I'm a fan of the kind of political correctness that is about not
I'm a fan of the kind of political correctness that is about not promoting prejudice. But some people in America are offended by equality because when you've had privilege for so long, equality feels like oppression.
“I’m a fan of the kind of political correctness that is about not promoting prejudice. But some people in America are offended by equality because when you’ve had privilege for so long, equality feels like oppression.” These words of Ricky Gervais, though spoken in modern times, carry the weight of timeless truth. Beneath their humor and sharpness lies an ancient moral lesson — that justice, when it finally arrives, feels harsh to those who once lived without it. Equality, though noble in essence, shakes the comfortable and confronts the powerful, for it demands that the scales of privilege be balanced, and in that balancing, those who once stood higher must descend.
Gervais speaks of political correctness, a phrase often misunderstood. In its truest form, it is not a cage for free speech, but a shield against cruelty — a way of reminding society that words, too, can wound, and that respect is the soil in which civilization grows. Yet his deeper warning is not about speech but about privilege — that invisible cloak worn by those who live without knowing its warmth. For when privilege becomes normal, equality feels like loss. The one accustomed to walking above others mistakes fairness for persecution, as if the lifting of the oppressed were the lowering of the mighty.
The ancients, too, understood this paradox.

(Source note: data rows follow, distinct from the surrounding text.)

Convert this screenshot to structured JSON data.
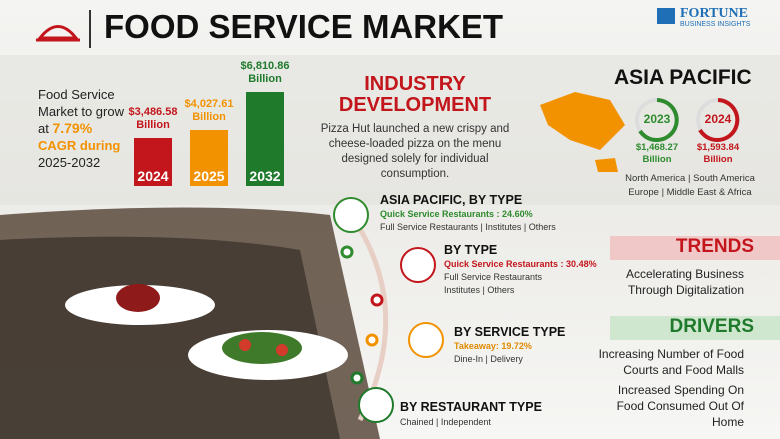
{
  "header": {
    "title": "FOOD SERVICE MARKET",
    "brand": "FORTUNE",
    "brand_sub": "BUSINESS INSIGHTS"
  },
  "growth": {
    "text1": "Food Service Market to grow at",
    "cagr": "7.79%",
    "cagr_suffix": "CAGR during",
    "period": "2025-2032"
  },
  "market_size": {
    "categories": [
      "2024",
      "2025",
      "2032"
    ],
    "values": [
      3486.58,
      4027.61,
      6810.86
    ],
    "value_labels": [
      "$3,486.58 Billion",
      "$4,027.61 Billion",
      "$6,810.86 Billion"
    ],
    "colors": [
      "#c3161c",
      "#f39200",
      "#1f7a2c"
    ]
  },
  "industry": {
    "title": "INDUSTRY DEVELOPMENT",
    "text": "Pizza Hut launched a new crispy and cheese-loaded pizza on the menu designed solely for individual consumption."
  },
  "region": {
    "title": "ASIA PACIFIC",
    "years": [
      {
        "year": "2023",
        "value": "$1,468.27 Billion"
      },
      {
        "year": "2024",
        "value": "$1,593.84 Billion"
      }
    ],
    "regions": [
      "North America | South America",
      "Europe | Middle East & Africa"
    ]
  },
  "segments": [
    {
      "title": "ASIA PACIFIC, BY TYPE",
      "highlight": "Quick Service Restaurants : 24.60%",
      "others": "Full Service Restaurants | Institutes | Others"
    },
    {
      "title": "BY TYPE",
      "highlight": "Quick Service Restaurants : 30.48%",
      "others": "Full Service Restaurants Institutes | Others"
    },
    {
      "title": "BY SERVICE TYPE",
      "highlight": "Takeaway: 19.72%",
      "others": "Dine-In | Delivery"
    },
    {
      "title": "BY RESTAURANT TYPE",
      "highlight": null,
      "others": "Chained | Independent"
    }
  ],
  "trends": {
    "title": "TRENDS",
    "items": [
      "Accelerating Business Through Digitalization"
    ]
  },
  "drivers": {
    "title": "DRIVERS",
    "items": [
      "Increasing Number of Food Courts and Food Malls",
      "Increased Spending On Food Consumed Out Of Home"
    ]
  }
}
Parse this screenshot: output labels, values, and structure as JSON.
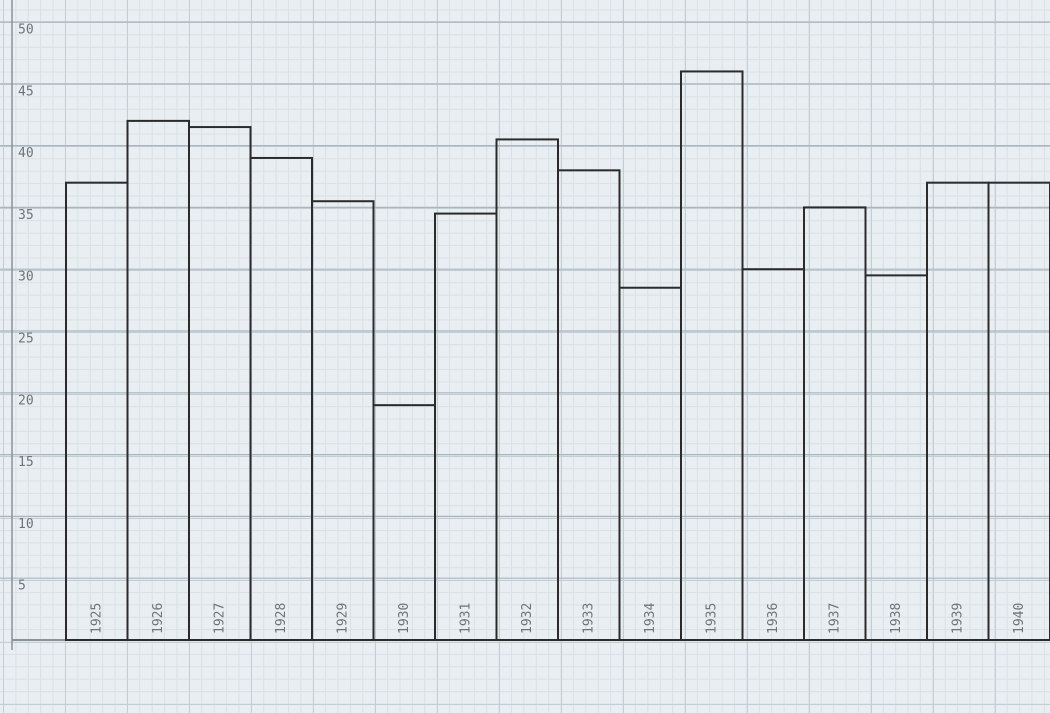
{
  "chart_data": {
    "type": "bar",
    "categories": [
      "1925",
      "1926",
      "1927",
      "1928",
      "1929",
      "1930",
      "1931",
      "1932",
      "1933",
      "1934",
      "1935",
      "1936",
      "1937",
      "1938",
      "1939",
      "1940"
    ],
    "values": [
      37,
      42,
      41.5,
      39,
      35.5,
      19,
      34.5,
      40.5,
      38,
      28.5,
      46,
      30,
      35,
      29.5,
      37,
      37
    ],
    "color": "#2b2b2b",
    "ylim": [
      0,
      50
    ],
    "yticks": [
      5,
      10,
      15,
      20,
      25,
      30,
      35,
      40,
      45,
      50
    ],
    "grid": true
  }
}
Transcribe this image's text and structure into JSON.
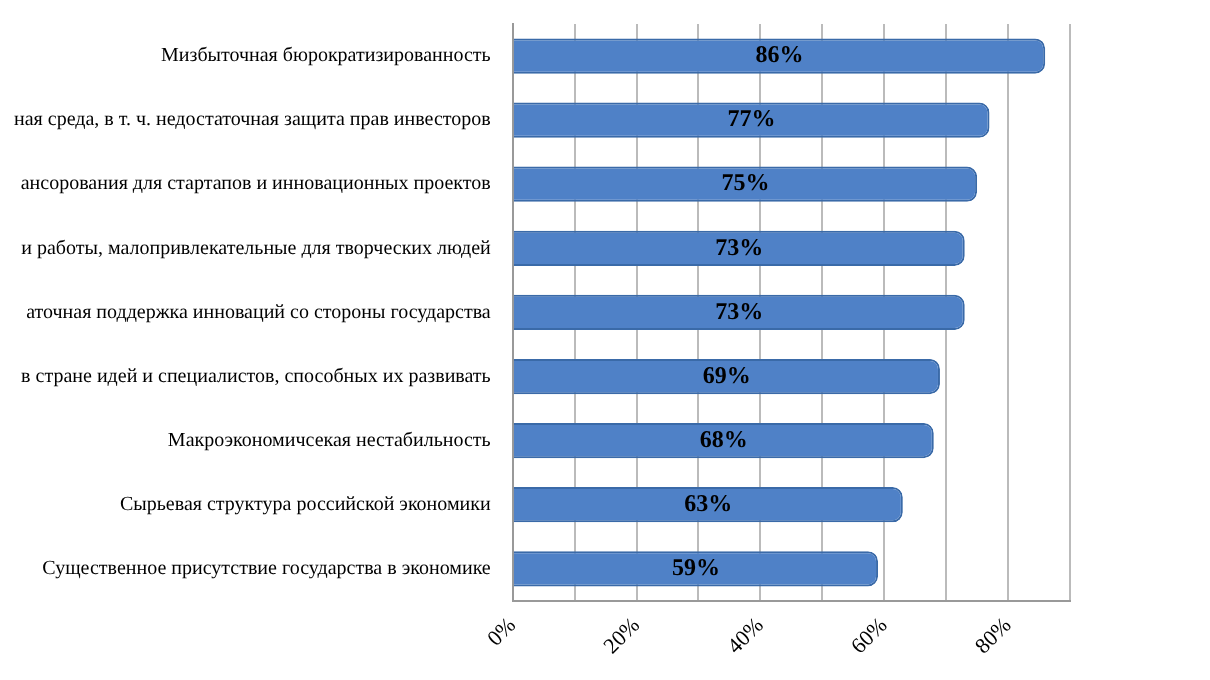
{
  "chart_data": {
    "type": "bar",
    "orientation": "horizontal",
    "categories": [
      "Мизбыточная бюрократизированность",
      "ная среда, в т. ч. недостаточная защита прав инвесторов",
      "ансорования для стартапов и инновационных проектов",
      "и работы, малопривлекательные для творческих людей",
      "аточная поддержка инноваций со стороны государства",
      "в стране идей и специалистов, способных их развивать",
      "Макроэкономичсекая нестабильность",
      "Сырьевая структура российской экономики",
      "Существенное присутствие государства в экономике"
    ],
    "values": [
      86,
      77,
      75,
      73,
      73,
      69,
      68,
      63,
      59
    ],
    "value_labels": [
      "86%",
      "77%",
      "75%",
      "73%",
      "73%",
      "69%",
      "68%",
      "63%",
      "59%"
    ],
    "color": "#4f81c7",
    "xlim": [
      0,
      90
    ],
    "xticks": [
      {
        "value": 0,
        "label": "0%"
      },
      {
        "value": 10,
        "label": null
      },
      {
        "value": 20,
        "label": "20%"
      },
      {
        "value": 30,
        "label": null
      },
      {
        "value": 40,
        "label": "40%"
      },
      {
        "value": 50,
        "label": null
      },
      {
        "value": 60,
        "label": "60%"
      },
      {
        "value": 70,
        "label": null
      },
      {
        "value": 80,
        "label": "80%"
      },
      {
        "value": 90,
        "label": null
      }
    ],
    "grid": "x",
    "legend": false
  }
}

When the great lawgivers — from Solon of Athens to Confucius of China — sought to balance the powers of the rich and the poor, they faced resistance not from the wicked, but from the comfortable. The wealthy citizens of Athens cried out that Solon’s reforms were unjust, not because he stole from them, but because he took away their advantage. Yet Solon replied, “I gave to each what was due — I took from none what was his.” So too in our age, the call for equality offends not because it is unfair, but because it exposes what was always unfair before.
Consider the story of Nelson Mandela, who after 27 years of imprisonment emerged not seeking revenge, but justice. When apartheid fell, many in South Africa’s white minority felt fear — they mistook equality for danger, freedom for chaos. They could not see that Mandela’s vision was not to destroy their world, but to make it just. His triumph was not political alone, but spiritual, for he taught that equality does not diminish anyone — it restores everyone. This is the heart of Gervais’s quote: that when balance returns to a world long tilted, those who once stood high must learn to stand level — and call it grace, not grievance.
Privilege, once unexamined, blinds the soul. Those who benefit from it often cannot see its presence until it is challenged. Like fish unaware of water, they mistake their comfort for natural order. But equality, when it rises, reveals the illusion — and the revelation is painful. Yet pain is the beginning of wisdom. For just as muscles grow through strain, societies grow through discomfort. The moment equality feels like oppression is the moment truth begins to dawn — that fairness has finally entered the room.
Ricky Gervais, through the lens of humor and irony, wields a philosopher’s clarity. He reminds us that political correctness, at its best, is not tyranny but compassion — the attempt to build a world where speech uplifts rather than degrades, where jokes no longer rest on cruelty. Yet he also warns that equality is not a threat to be feared but a balance to be embraced. For when the privileged learn humility, and the marginalized find their voices, humanity itself becomes stronger, more honest, and more whole.
So, my children, take this teaching to heart: do not mistake fairness for loss, nor equality for oppression. When others rise, you do not fall — you ascend with them into the higher order of justice. Let your words be kind, your humor wise, your heart aware of its own advantages. The true test of character is not how one speaks when unchallenged, but how one listens when others demand their due. For only when we learn to rejoice in another’s equality do we become truly free — not merely as individuals, but as a people worthy of the name human.